Residents celebrate at the New Bradley Hall care home in Kingswinford.
An old mate of mine, Phil Vanes, was – on his own admission – a bit of a fence-sitter. He never got involved in politics or anything remotely controversial. He kept his head down, as most people do, and just got on with his life. The struggle for a better, fairer world was for others.
Then about six months ago, all that changed. The care home where his mother-in-law had been staying for years– New Bradley Hall in Kingswinford, near Dudley in the West Midlands – was condemned to closure by the local council. Phil, and his wife Rita, decided to fight this reckless and damaging decision and embarked on a campaign that has dominated, and changed, their lives.
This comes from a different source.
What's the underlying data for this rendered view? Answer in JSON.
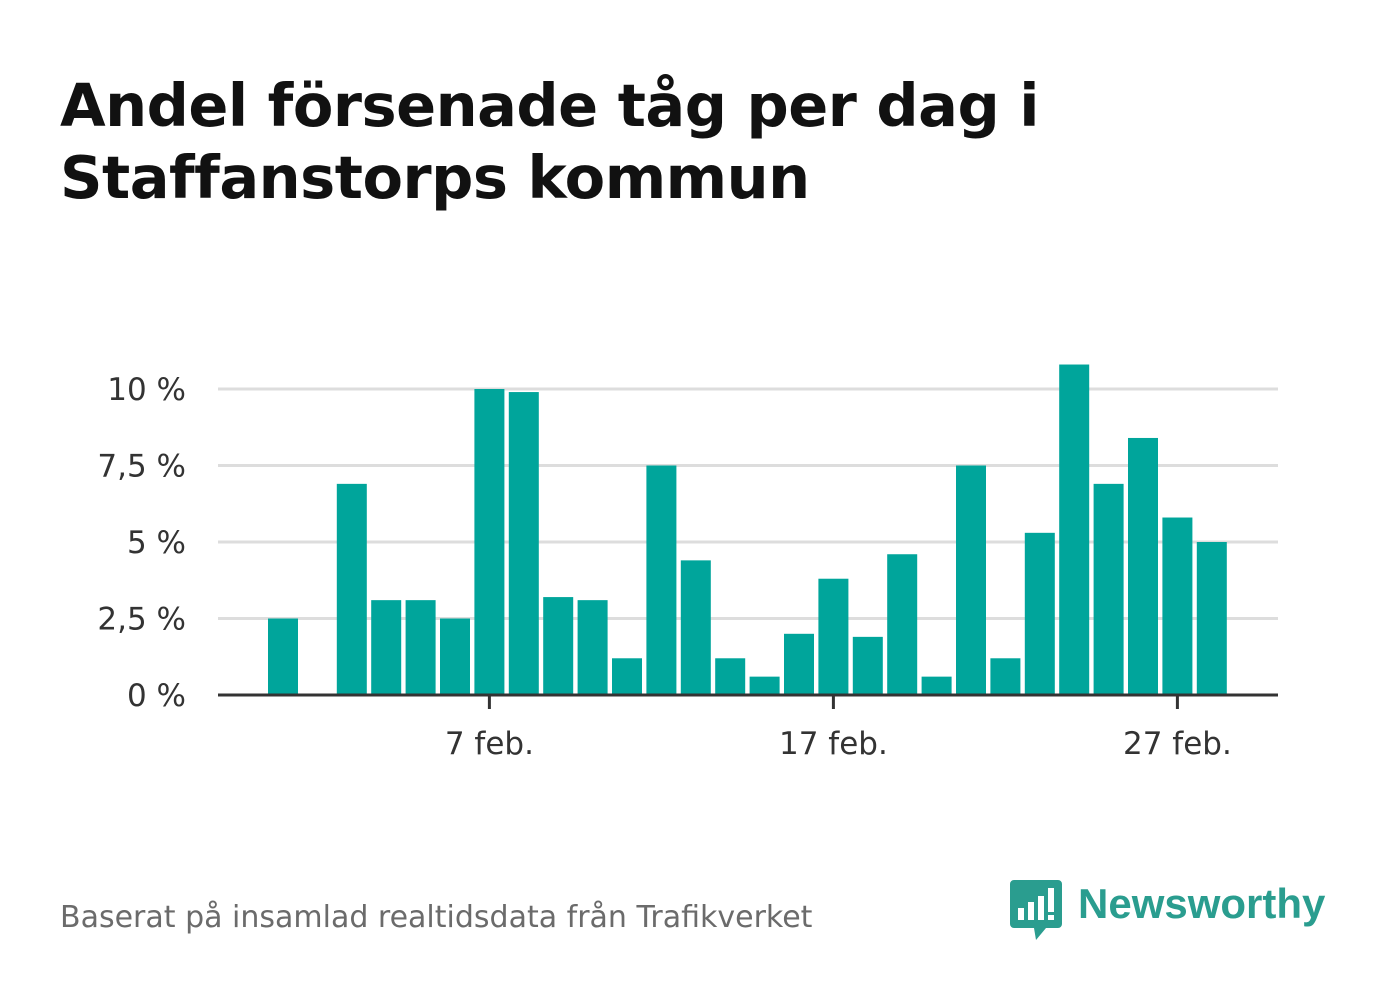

They helped form an action group and set about raising a petition. The council had only given the home three weeks notice before the closure decision would be rubber stamped and in that short space of time the action group raised 5000 signatures, which meant that the council was obliged to hear one of the group address them at the council meeting. And so the fight back began.
Others joined in. The group lobbied, demonstrated, wrote letters to the press, MPs, local councillors, appeared on local TV… anything that would highlight the insanity of closing down the home. On and on they went, refusing to give up, despite it looking like a lost cause on many occasions.
Then a few days ago the local council announced they would keep the home open. It was brilliant news. All the hard work and persistence had paid off. Still, Phil is under no illusions. He says he is keeping his eye on the ball. After all it has been know for politicians to lie. But for now the home is safe.
It might not seem much in the grand scheme of things, a small care home in Dudley being saved from closure, but it is a huge thing in the lives of all those concerned.
I’m proud of my mate Phil. And what he and the others involved have shown is that by refusing to give up small battles can become big victories.